Unjustly cast alongside John McNaughton’s Henry: Portrait of a Serial Killer, the only similarities that Jörg Buttgereit’s Schramm shares with its genre counterpart is that both pictures are, as NcNaughton’s subtitle succinctly states, intimate portraits of mass murderers. However, whereas the American director’s tale is iconoclastically revealing, the German filmmaker’s exposé is inversely proportional by contrast, for it poses as an epic novel while, in all actuality, serves as a vignette at best.

Lothar Schramm (Florian Koerner von Gustorf) is a serial killer. This is all that Buttgereit provides his audience for there is not plot, little conflict, a resounding deficit of character development or exposition, and nothing of interest outside the question of “why”–not in respect to the titular character–but to the picture as a whole.

Schramm begins promisingly as its slow motion montages, interlaced with a patient violin-led score by Max Müller and Gundula Schmitz, suggests that what is about to be presented will be comparable to McNaughton’s feature or Jonathan Demme’s The Silence of the Lambs. However, shortly after the credits, Buttgereit makes his audience start to ask questions and, for no other plausible reason than to be vague in hopes of veiling the fact that he has no premise, never offers answers.

Giving the film benefit of the doubt, if Buttgereit had perhaps allotted himself a little more than an hour to tell his tale, his piecemeal motifs might have finally aligned themselves into something of an inadvertent cohesion.

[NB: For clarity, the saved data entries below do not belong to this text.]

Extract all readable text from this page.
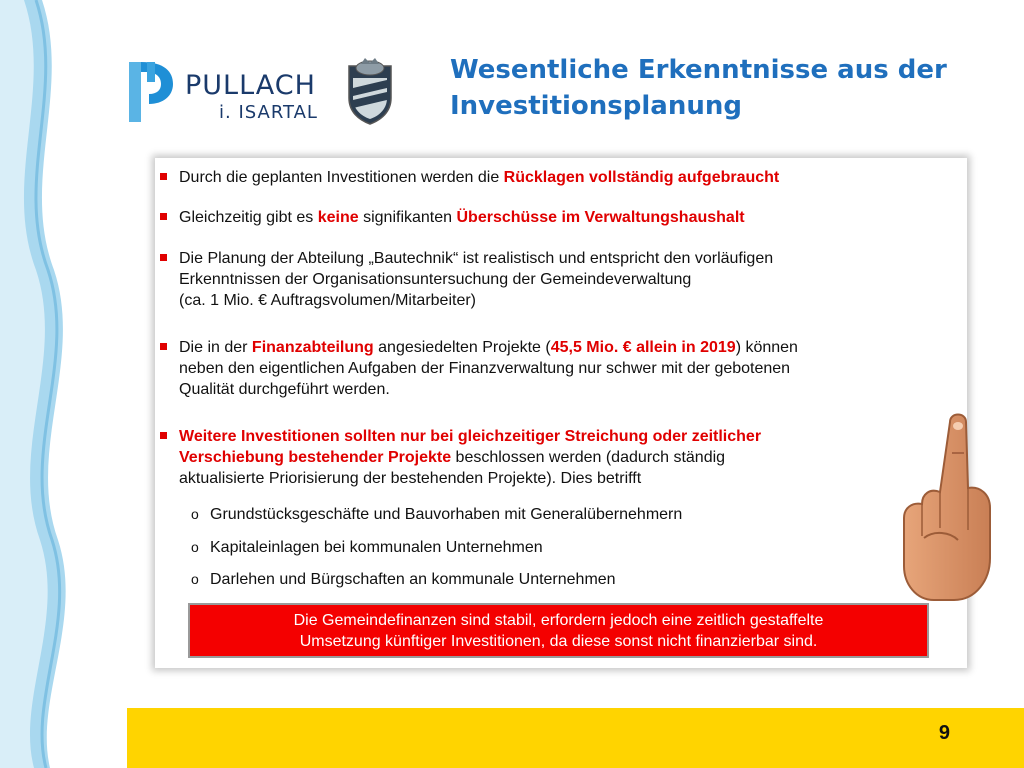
PULLACH
i. ISARTAL
Wesentliche Erkenntnisse aus der
Investitionsplanung
Durch die geplanten Investitionen werden die Rücklagen vollständig aufgebraucht
Gleichzeitig gibt es keine signifikanten Überschüsse im Verwaltungshaushalt
Die Planung der Abteilung „Bautechnik“ ist realistisch und entspricht den vorläufigen
Erkenntnissen der Organisationsuntersuchung der Gemeindeverwaltung
(ca. 1 Mio. € Auftragsvolumen/Mitarbeiter)
Die in der Finanzabteilung angesiedelten Projekte (45,5 Mio. € allein in 2019) können
neben den eigentlichen Aufgaben der Finanzverwaltung nur schwer mit der gebotenen
Qualität durchgeführt werden.
Weitere Investitionen sollten nur bei gleichzeitiger Streichung oder zeitlicher
Verschiebung bestehender Projekte beschlossen werden (dadurch ständig
aktualisierte Priorisierung der bestehenden Projekte). Dies betrifft
o Grundstücksgeschäfte und Bauvorhaben mit Generalübernehmern
o Kapitaleinlagen bei kommunalen Unternehmen
o Darlehen und Bürgschaften an kommunale Unternehmen
Die Gemeindefinanzen sind stabil, erfordern jedoch eine zeitlich gestaffelte
Umsetzung künftiger Investitionen, da diese sonst nicht finanzierbar sind.
9
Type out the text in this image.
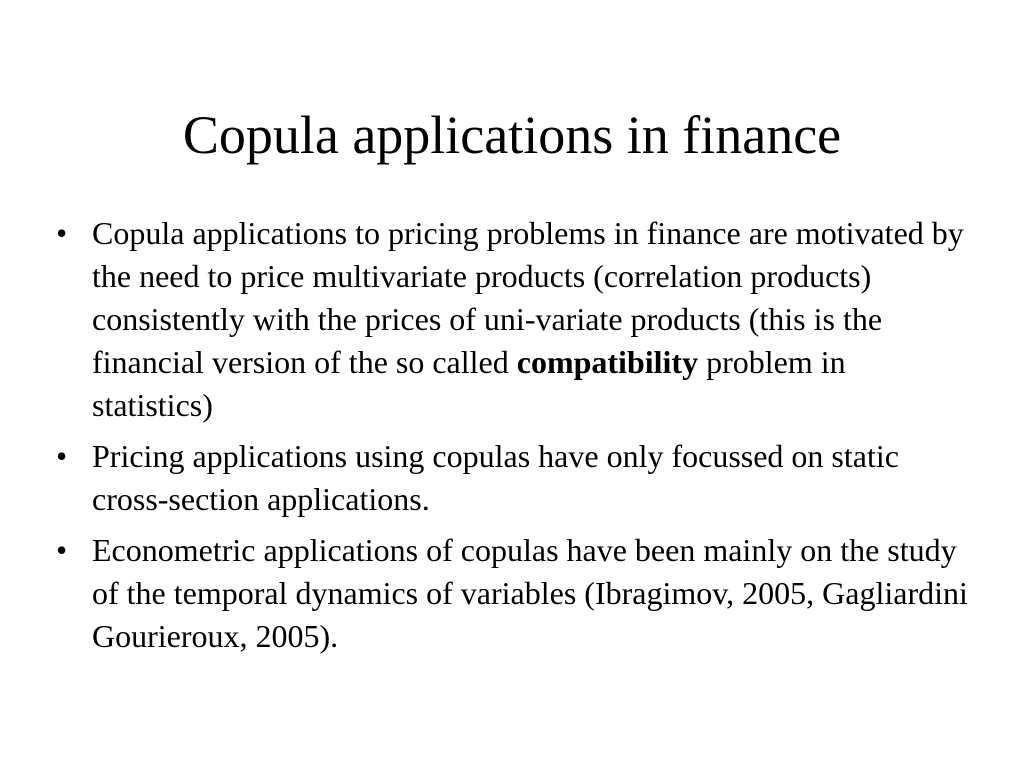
Copula applications in finance
• Copula applications to pricing problems in finance are motivated by the need to price multivariate products (correlation products) consistently with the prices of uni-variate products (this is the financial version of the so called compatibility problem in statistics)
• Pricing applications using copulas have only focussed on static cross-section applications.
• Econometric applications of copulas have been mainly on the study of the temporal dynamics of variables (Ibragimov, 2005, Gagliardini Gourieroux, 2005).
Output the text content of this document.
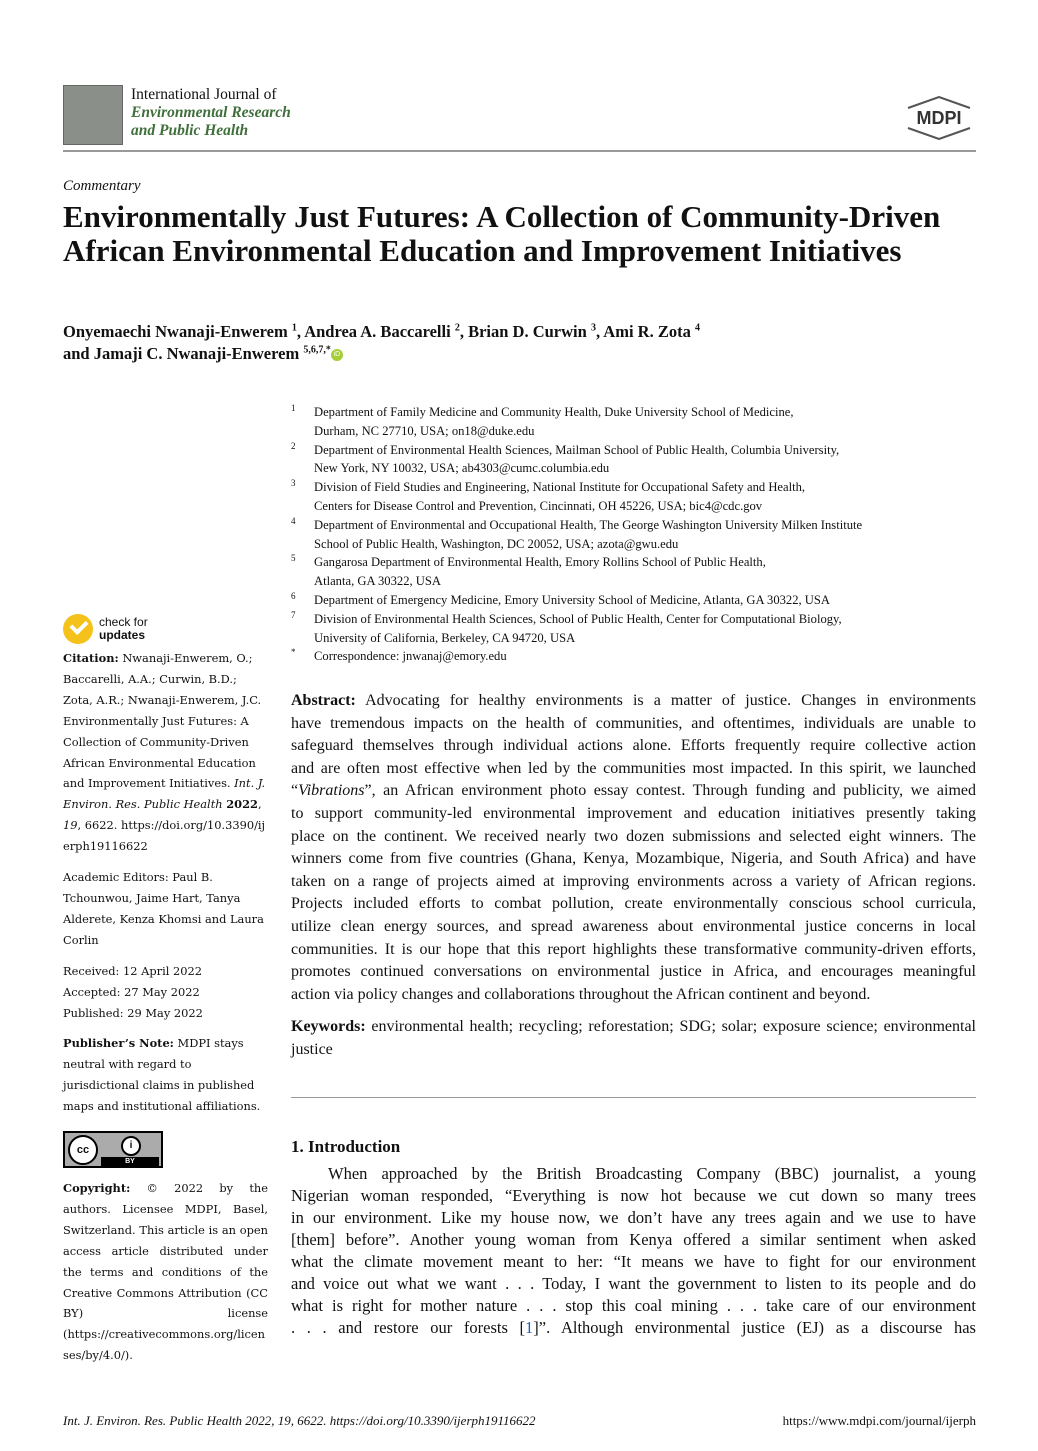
International Journal of
Environmental Research
and Public Health
MDPI
Commentary
Environmentally Just Futures: A Collection of Community-Driven African Environmental Education and Improvement Initiatives
Onyemaechi Nwanaji-Enwerem $^1$, Andrea A. Baccarelli $^2$, Brian D. Curwin $^3$, Ami R. Zota $^4$
and Jamaji C. Nwanaji-Enwerem $^{5,6,7,*}$ iD
1 Department of Family Medicine and Community Health, Duke University School of Medicine,
Durham, NC 27710, USA; on18@duke.edu
2 Department of Environmental Health Sciences, Mailman School of Public Health, Columbia University,
New York, NY 10032, USA; ab4303@cumc.columbia.edu
3 Division of Field Studies and Engineering, National Institute for Occupational Safety and Health,
Centers for Disease Control and Prevention, Cincinnati, OH 45226, USA; bic4@cdc.gov
4 Department of Environmental and Occupational Health, The George Washington University Milken Institute
School of Public Health, Washington, DC 20052, USA; azota@gwu.edu
5 Gangarosa Department of Environmental Health, Emory Rollins School of Public Health,
Atlanta, GA 30322, USA
6 Department of Emergency Medicine, Emory University School of Medicine, Atlanta, GA 30322, USA
7 Division of Environmental Health Sciences, School of Public Health, Center for Computational Biology,
University of California, Berkeley, CA 94720, USA
* Correspondence: jnwanaj@emory.edu
check for
updates
Citation: Nwanaji-Enwerem, O.; Baccarelli, A.A.; Curwin, B.D.; Zota, A.R.; Nwanaji-Enwerem, J.C. Environmentally Just Futures: A Collection of Community-Driven African Environmental Education and Improvement Initiatives. Int. J. Environ. Res. Public Health 2022, 19, 6622. https://doi.org/10.3390/ijerph19116622
Academic Editors: Paul B. Tchounwou, Jaime Hart, Tanya Alderete, Kenza Khomsi and Laura Corlin
Received: 12 April 2022
Accepted: 27 May 2022
Published: 29 May 2022
Publisher’s Note: MDPI stays neutral with regard to jurisdictional claims in published maps and institutional affiliations.
cc	i
BY
Copyright: © 2022 by the authors. Licensee MDPI, Basel, Switzerland. This article is an open access article distributed under the terms and conditions of the Creative Commons Attribution (CC BY) license (https://creativecommons.org/licenses/by/4.0/).
Abstract: Advocating for healthy environments is a matter of justice. Changes in environments
have tremendous impacts on the health of communities, and oftentimes, individuals are unable to
safeguard themselves through individual actions alone. Efforts frequently require collective action
and are often most effective when led by the communities most impacted. In this spirit, we launched
“Vibrations”, an African environment photo essay contest. Through funding and publicity, we aimed
to support community-led environmental improvement and education initiatives presently taking
place on the continent. We received nearly two dozen submissions and selected eight winners. The
winners come from five countries (Ghana, Kenya, Mozambique, Nigeria, and South Africa) and have
taken on a range of projects aimed at improving environments across a variety of African regions.
Projects included efforts to combat pollution, create environmentally conscious school curricula,
utilize clean energy sources, and spread awareness about environmental justice concerns in local
communities. It is our hope that this report highlights these transformative community-driven efforts,
promotes continued conversations on environmental justice in Africa, and encourages meaningful
action via policy changes and collaborations throughout the African continent and beyond.
Keywords: environmental health; recycling; reforestation; SDG; solar; exposure science; environmental
justice
1. Introduction
When approached by the British Broadcasting Company (BBC) journalist, a young
Nigerian woman responded, “Everything is now hot because we cut down so many trees
in our environment. Like my house now, we don’t have any trees again and we use to have
[them] before”. Another young woman from Kenya offered a similar sentiment when asked
what the climate movement meant to her: “It means we have to fight for our environment
and voice out what we want . . . Today, I want the government to listen to its people and do
what is right for mother nature . . . stop this coal mining . . . take care of our environment
. . . and restore our forests [1]”. Although environmental justice (EJ) as a discourse has
Int. J. Environ. Res. Public Health 2022, 19, 6622. https://doi.org/10.3390/ijerph19116622	https://www.mdpi.com/journal/ijerph
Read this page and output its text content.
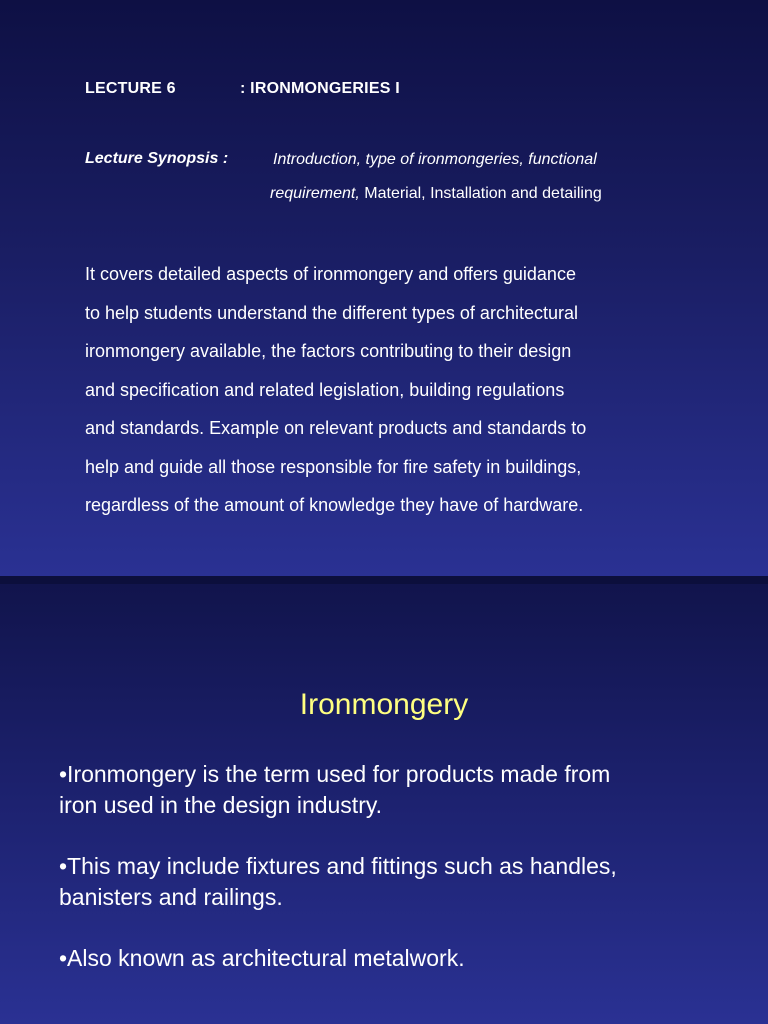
LECTURE 6	: IRONMONGERIES I
Lecture Synopsis :	Introduction, type of ironmongeries, functional
requirement, Material, Installation and detailing
It covers detailed aspects of ironmongery and offers guidance
to help students understand the different types of architectural
ironmongery available, the factors contributing to their design
and specification and related legislation, building regulations
and standards. Example on relevant products and standards to
help and guide all those responsible for fire safety in buildings,
regardless of the amount of knowledge they have of hardware.
Ironmongery
•Ironmongery is the term used for products made from
iron used in the design industry.
•This may include fixtures and fittings such as handles,
banisters and railings.
•Also known as architectural metalwork.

Instead, we are left with only the slightest of hints as to what he might be proposing: The theory that the crux of a killer’s mania lies in the fact that the person is innately ill at ease with existence itself. Such subsequently manifests itself in an overbearing sense of anxiety, which, in Schramm’s case, is goaded by perpetual pessimism, thereby creating a scenario where the character cannot bear to wait for the proverbial piano to fall on his head. Instead, he must force the hand of doom at every opportunity in order to release the agonizing pressure of possibility.

Yet, such a reading of the film is granting a lot to the proceedings for most everything placed within the narrative seems to be without apparent purpose as it nonetheless hopes to posit coherent meaning. For example, is the note that Schramm was once engaged to be considered, at least in part, the impetus for his homicidal rage? Buttgereit seems to want to say no, that the hollowness of his central character is beyond that of the normative world around him (even in the presence of unrequited love for a prostitute) yet, with much the same dismissive frivolity, he inserts the theme of what may or may not be a prosthetic leg which may or may not have ended Schramm’s running career. Moreover, is our witnessing of Schramm painting his walls in an effort to veil the petulantly seeping bloodstains intended to represent the existential futility of life, even in its passing, or an indicator of the unstable logic which haphazardly drives Schramm as he nevertheless continues to roll layer upon layer of latex enamel despite the fact that he did not first wash the blood from the surface or let is dry completely? Need we even humor the objective behind the painting which dominates Schramm’s apartment which all but declares to be the omnipresent glare of his tyrannical mother?

This does not mean to imply that Buttgereit’s film is without its requisite points of interest. Unlike many serial killer narratives, there is no confrontation between good and evil, the former all-too-frequently represented in the guise of police/detective justice. Furthermore, Schramm is not the reclusive genius: he has a 9-to-5 job as a taxi driver and seems to be of average intelligence. Also, and perhaps the German director’s highlight, is that Schramm has friends, yet they have nary a clue of the killings which Schramm is responsible, which runs counter to the commonplace cinematic stereotype where, if a killer is amiable, the person’s friends are either accomplices or complacent and protective of their comrade’s evil deeds. In this regard, we can at least credit the director for trying but, once again, his accomplishments are for polishing of the ship’s brass in lieu of the fact that he never bothered to repair the dilapidated engine.

Though excessively gratuitous to the point of reprehension, Michael Romahn’s special effects are so exactingly, convincingly executed that one is forced to pause and consider the notion that perhaps what we are witnessing is real. This becomes all the more daunting at the disclosure that such includes Schramm driving three nails into his penis, a derelict is seen committing suicide by way of a pistol to the temple, and–upon its premier–a Vagina Dentata from Hell.

The international subtitle of Schramm is “Into the Mind of a Serial Killer.” Granted, if Jörg Buttgereit wanted to propose the hypothesis that such is ultimately incoherent and without focus, he nevertheless fails to provide a motive, subconscious or otherwise, for his character’s bloodlust (existential futility cannot be self-containing anymore than the linguistic constraint upon the concept of nihilism). As a consequence, the director’s character sketch remains sketchy at best for there is little to be had outside of unjustified misogyny, arbitrary gore, and a convoluted storyline which all but admits that no agenda was set prior to filming.